Recycling Al is crucial to reduce the energy and environmental costs of Al manufacturing; however, the reclamation efficiency of high-quality Al from Al alloys is limited by the co-deposition of impurities during the electrorefining process. To address this issue, the anodic dissolution behavior of metallurgical structures within various Al-Mn binary alloys in 1-ethyl-3-methyl-imidazolium chloride-AlCl3 ionic liquid was investigated. During the constant-potential electrolysis of Al-1.5%Mn cast and cold-rolled plate alloys, an enriched layer derived from Mn solid solution was formed at an electrorefining potential of 0.2 V; this was attributed to preferential dissolution of Al in the matrix phase, followed by Mn accumulation at the Al surface. Furthermore, dissolution of the Al-Mn-Fe and Al-Mn intermetallic compounds occurred at 0.6 and 1.0 V, respectively; thus, the dissolution behavior of Mn in the Al-Mn alloys differed between the Mn solid solution in the matrix phase and the Mn-containing intermetallic compounds.
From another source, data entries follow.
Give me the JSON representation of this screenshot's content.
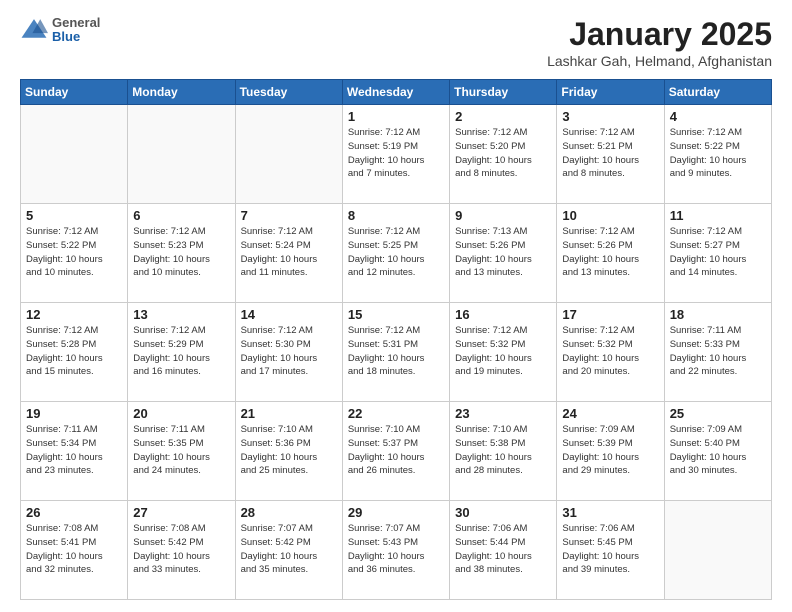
{
  "header": {
    "logo_general": "General",
    "logo_blue": "Blue",
    "title": "January 2025",
    "subtitle": "Lashkar Gah, Helmand, Afghanistan"
  },
  "days_of_week": [
    "Sunday",
    "Monday",
    "Tuesday",
    "Wednesday",
    "Thursday",
    "Friday",
    "Saturday"
  ],
  "weeks": [
    [
      {
        "day": "",
        "info": ""
      },
      {
        "day": "",
        "info": ""
      },
      {
        "day": "",
        "info": ""
      },
      {
        "day": "1",
        "info": "Sunrise: 7:12 AM\nSunset: 5:19 PM\nDaylight: 10 hours\nand 7 minutes."
      },
      {
        "day": "2",
        "info": "Sunrise: 7:12 AM\nSunset: 5:20 PM\nDaylight: 10 hours\nand 8 minutes."
      },
      {
        "day": "3",
        "info": "Sunrise: 7:12 AM\nSunset: 5:21 PM\nDaylight: 10 hours\nand 8 minutes."
      },
      {
        "day": "4",
        "info": "Sunrise: 7:12 AM\nSunset: 5:22 PM\nDaylight: 10 hours\nand 9 minutes."
      }
    ],
    [
      {
        "day": "5",
        "info": "Sunrise: 7:12 AM\nSunset: 5:22 PM\nDaylight: 10 hours\nand 10 minutes."
      },
      {
        "day": "6",
        "info": "Sunrise: 7:12 AM\nSunset: 5:23 PM\nDaylight: 10 hours\nand 10 minutes."
      },
      {
        "day": "7",
        "info": "Sunrise: 7:12 AM\nSunset: 5:24 PM\nDaylight: 10 hours\nand 11 minutes."
      },
      {
        "day": "8",
        "info": "Sunrise: 7:12 AM\nSunset: 5:25 PM\nDaylight: 10 hours\nand 12 minutes."
      },
      {
        "day": "9",
        "info": "Sunrise: 7:13 AM\nSunset: 5:26 PM\nDaylight: 10 hours\nand 13 minutes."
      },
      {
        "day": "10",
        "info": "Sunrise: 7:12 AM\nSunset: 5:26 PM\nDaylight: 10 hours\nand 13 minutes."
      },
      {
        "day": "11",
        "info": "Sunrise: 7:12 AM\nSunset: 5:27 PM\nDaylight: 10 hours\nand 14 minutes."
      }
    ],
    [
      {
        "day": "12",
        "info": "Sunrise: 7:12 AM\nSunset: 5:28 PM\nDaylight: 10 hours\nand 15 minutes."
      },
      {
        "day": "13",
        "info": "Sunrise: 7:12 AM\nSunset: 5:29 PM\nDaylight: 10 hours\nand 16 minutes."
      },
      {
        "day": "14",
        "info": "Sunrise: 7:12 AM\nSunset: 5:30 PM\nDaylight: 10 hours\nand 17 minutes."
      },
      {
        "day": "15",
        "info": "Sunrise: 7:12 AM\nSunset: 5:31 PM\nDaylight: 10 hours\nand 18 minutes."
      },
      {
        "day": "16",
        "info": "Sunrise: 7:12 AM\nSunset: 5:32 PM\nDaylight: 10 hours\nand 19 minutes."
      },
      {
        "day": "17",
        "info": "Sunrise: 7:12 AM\nSunset: 5:32 PM\nDaylight: 10 hours\nand 20 minutes."
      },
      {
        "day": "18",
        "info": "Sunrise: 7:11 AM\nSunset: 5:33 PM\nDaylight: 10 hours\nand 22 minutes."
      }
    ],
    [
      {
        "day": "19",
        "info": "Sunrise: 7:11 AM\nSunset: 5:34 PM\nDaylight: 10 hours\nand 23 minutes."
      },
      {
        "day": "20",
        "info": "Sunrise: 7:11 AM\nSunset: 5:35 PM\nDaylight: 10 hours\nand 24 minutes."
      },
      {
        "day": "21",
        "info": "Sunrise: 7:10 AM\nSunset: 5:36 PM\nDaylight: 10 hours\nand 25 minutes."
      },
      {
        "day": "22",
        "info": "Sunrise: 7:10 AM\nSunset: 5:37 PM\nDaylight: 10 hours\nand 26 minutes."
      },
      {
        "day": "23",
        "info": "Sunrise: 7:10 AM\nSunset: 5:38 PM\nDaylight: 10 hours\nand 28 minutes."
      },
      {
        "day": "24",
        "info": "Sunrise: 7:09 AM\nSunset: 5:39 PM\nDaylight: 10 hours\nand 29 minutes."
      },
      {
        "day": "25",
        "info": "Sunrise: 7:09 AM\nSunset: 5:40 PM\nDaylight: 10 hours\nand 30 minutes."
      }
    ],
    [
      {
        "day": "26",
        "info": "Sunrise: 7:08 AM\nSunset: 5:41 PM\nDaylight: 10 hours\nand 32 minutes."
      },
      {
        "day": "27",
        "info": "Sunrise: 7:08 AM\nSunset: 5:42 PM\nDaylight: 10 hours\nand 33 minutes."
      },
      {
        "day": "28",
        "info": "Sunrise: 7:07 AM\nSunset: 5:42 PM\nDaylight: 10 hours\nand 35 minutes."
      },
      {
        "day": "29",
        "info": "Sunrise: 7:07 AM\nSunset: 5:43 PM\nDaylight: 10 hours\nand 36 minutes."
      },
      {
        "day": "30",
        "info": "Sunrise: 7:06 AM\nSunset: 5:44 PM\nDaylight: 10 hours\nand 38 minutes."
      },
      {
        "day": "31",
        "info": "Sunrise: 7:06 AM\nSunset: 5:45 PM\nDaylight: 10 hours\nand 39 minutes."
      },
      {
        "day": "",
        "info": ""
      }
    ]
  ]
}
These results indicate that by controlling the microstructure of the Al-Mn alloy and the applied anodic potential, the dissolution of Mn into the 1-ethyl-3-methyl-imidazolium chloride-AlCl3 electrolyte can be suppressed, thus preventing its co-deposition with Al on the cathode. This development is therefore anticipated to inform the development of electrorefining processes to obtain high-quality recycled Al for numerous manufacturing applications.